Richard Bellman developed dynamic programming at the RAND Corporation in the early 1950s. He set out the theory in the RAND paper “The Theory of Dynamic Programming” (P-550, 1954), the text of an address to the American Mathematical Society, and then in his 1957 book “Dynamic Programming,” published by Princeton University Press. Dynamic programming is a method for solving complex decision problems by breaking them into smaller subproblems and solving them in a recursive, stage-by-stage way. Bellman reportedly chose the deliberately bland name “dynamic programming” in part to keep RAND’s military funders from objecting to abstract mathematical research.
The core result, the Bellman equation, expresses the value of being in a state as the immediate reward plus the discounted value of the best state you can reach next. This recursive relationship is the mathematical foundation of optimal sequential decision-making under uncertainty, and it is exactly the structure that reinforcement learning algorithms try to solve. Bellman also coined the phrase “the curse of dimensionality” to describe how the number of states explodes as a problem gains variables.

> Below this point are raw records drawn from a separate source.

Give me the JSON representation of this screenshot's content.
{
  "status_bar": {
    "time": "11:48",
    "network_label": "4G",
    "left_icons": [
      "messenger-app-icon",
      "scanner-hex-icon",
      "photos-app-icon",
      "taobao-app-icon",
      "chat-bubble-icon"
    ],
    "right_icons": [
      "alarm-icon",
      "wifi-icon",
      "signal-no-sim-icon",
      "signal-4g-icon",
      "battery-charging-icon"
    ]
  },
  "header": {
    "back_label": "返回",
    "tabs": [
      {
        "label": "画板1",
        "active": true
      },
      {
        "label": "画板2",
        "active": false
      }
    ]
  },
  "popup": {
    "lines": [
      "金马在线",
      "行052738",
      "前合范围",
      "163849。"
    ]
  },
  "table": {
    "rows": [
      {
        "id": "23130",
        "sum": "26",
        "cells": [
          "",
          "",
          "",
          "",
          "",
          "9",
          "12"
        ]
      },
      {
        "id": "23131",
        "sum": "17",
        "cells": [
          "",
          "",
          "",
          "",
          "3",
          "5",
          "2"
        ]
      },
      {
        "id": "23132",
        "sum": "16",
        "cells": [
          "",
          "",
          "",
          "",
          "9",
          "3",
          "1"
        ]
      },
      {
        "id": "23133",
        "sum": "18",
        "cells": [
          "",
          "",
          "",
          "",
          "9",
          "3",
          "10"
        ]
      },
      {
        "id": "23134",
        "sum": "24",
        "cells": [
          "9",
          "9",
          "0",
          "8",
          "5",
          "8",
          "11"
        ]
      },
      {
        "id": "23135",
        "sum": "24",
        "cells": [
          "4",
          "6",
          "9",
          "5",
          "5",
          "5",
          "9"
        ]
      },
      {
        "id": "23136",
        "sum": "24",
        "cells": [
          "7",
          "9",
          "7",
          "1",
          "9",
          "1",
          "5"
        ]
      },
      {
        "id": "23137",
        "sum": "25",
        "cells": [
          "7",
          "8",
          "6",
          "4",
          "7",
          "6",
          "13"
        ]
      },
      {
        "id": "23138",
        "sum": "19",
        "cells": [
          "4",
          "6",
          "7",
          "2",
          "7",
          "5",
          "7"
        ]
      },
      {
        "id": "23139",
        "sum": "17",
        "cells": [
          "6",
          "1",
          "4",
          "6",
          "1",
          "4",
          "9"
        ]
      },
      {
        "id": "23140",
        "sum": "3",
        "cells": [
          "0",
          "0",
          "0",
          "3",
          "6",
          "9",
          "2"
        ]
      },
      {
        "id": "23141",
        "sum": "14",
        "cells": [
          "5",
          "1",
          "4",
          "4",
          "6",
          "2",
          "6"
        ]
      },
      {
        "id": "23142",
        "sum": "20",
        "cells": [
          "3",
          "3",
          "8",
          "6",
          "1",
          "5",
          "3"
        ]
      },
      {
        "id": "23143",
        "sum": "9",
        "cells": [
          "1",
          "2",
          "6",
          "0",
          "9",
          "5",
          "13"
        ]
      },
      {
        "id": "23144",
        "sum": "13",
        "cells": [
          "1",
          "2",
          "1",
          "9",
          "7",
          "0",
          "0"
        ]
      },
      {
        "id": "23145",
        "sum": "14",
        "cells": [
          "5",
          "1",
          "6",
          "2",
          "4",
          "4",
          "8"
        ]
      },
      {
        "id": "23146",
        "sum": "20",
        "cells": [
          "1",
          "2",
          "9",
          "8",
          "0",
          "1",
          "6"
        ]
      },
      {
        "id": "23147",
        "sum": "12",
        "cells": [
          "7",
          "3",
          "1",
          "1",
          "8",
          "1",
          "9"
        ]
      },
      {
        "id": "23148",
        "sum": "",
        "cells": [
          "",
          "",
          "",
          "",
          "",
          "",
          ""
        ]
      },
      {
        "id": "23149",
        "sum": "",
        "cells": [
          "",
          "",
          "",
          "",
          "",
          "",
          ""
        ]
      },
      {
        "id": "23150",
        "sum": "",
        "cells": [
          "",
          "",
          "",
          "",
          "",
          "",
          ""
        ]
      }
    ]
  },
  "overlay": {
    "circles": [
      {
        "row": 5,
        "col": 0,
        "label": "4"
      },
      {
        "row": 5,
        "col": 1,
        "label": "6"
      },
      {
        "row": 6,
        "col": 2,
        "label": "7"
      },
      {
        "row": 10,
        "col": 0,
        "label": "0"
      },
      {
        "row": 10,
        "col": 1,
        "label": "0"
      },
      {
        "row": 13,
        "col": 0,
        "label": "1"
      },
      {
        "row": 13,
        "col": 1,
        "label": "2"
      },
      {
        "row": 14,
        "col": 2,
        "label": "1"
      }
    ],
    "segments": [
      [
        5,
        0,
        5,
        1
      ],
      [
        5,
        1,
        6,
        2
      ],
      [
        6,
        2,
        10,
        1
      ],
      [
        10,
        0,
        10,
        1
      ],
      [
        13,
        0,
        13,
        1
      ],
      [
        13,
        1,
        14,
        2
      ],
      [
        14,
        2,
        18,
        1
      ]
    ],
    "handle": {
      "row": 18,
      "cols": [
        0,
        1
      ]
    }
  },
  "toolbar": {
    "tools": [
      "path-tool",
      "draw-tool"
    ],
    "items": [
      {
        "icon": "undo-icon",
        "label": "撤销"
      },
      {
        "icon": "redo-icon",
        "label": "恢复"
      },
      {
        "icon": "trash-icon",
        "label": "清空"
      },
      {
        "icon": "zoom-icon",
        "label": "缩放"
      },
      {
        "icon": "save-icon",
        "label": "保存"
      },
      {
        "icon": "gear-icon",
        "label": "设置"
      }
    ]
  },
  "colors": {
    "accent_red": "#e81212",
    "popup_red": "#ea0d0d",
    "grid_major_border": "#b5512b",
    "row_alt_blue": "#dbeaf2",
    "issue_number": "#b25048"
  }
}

Reinforcement learning can be understood as a set of techniques for approximately solving Bellman’s equations when the environment is too large or too unknown to solve exactly. Temporal-difference learning, Q-learning, and value iteration are all built on the Bellman update. Sutton and Barto’s textbook treats Markov decision processes and dynamic programming as the bedrock on which the rest of the field stands.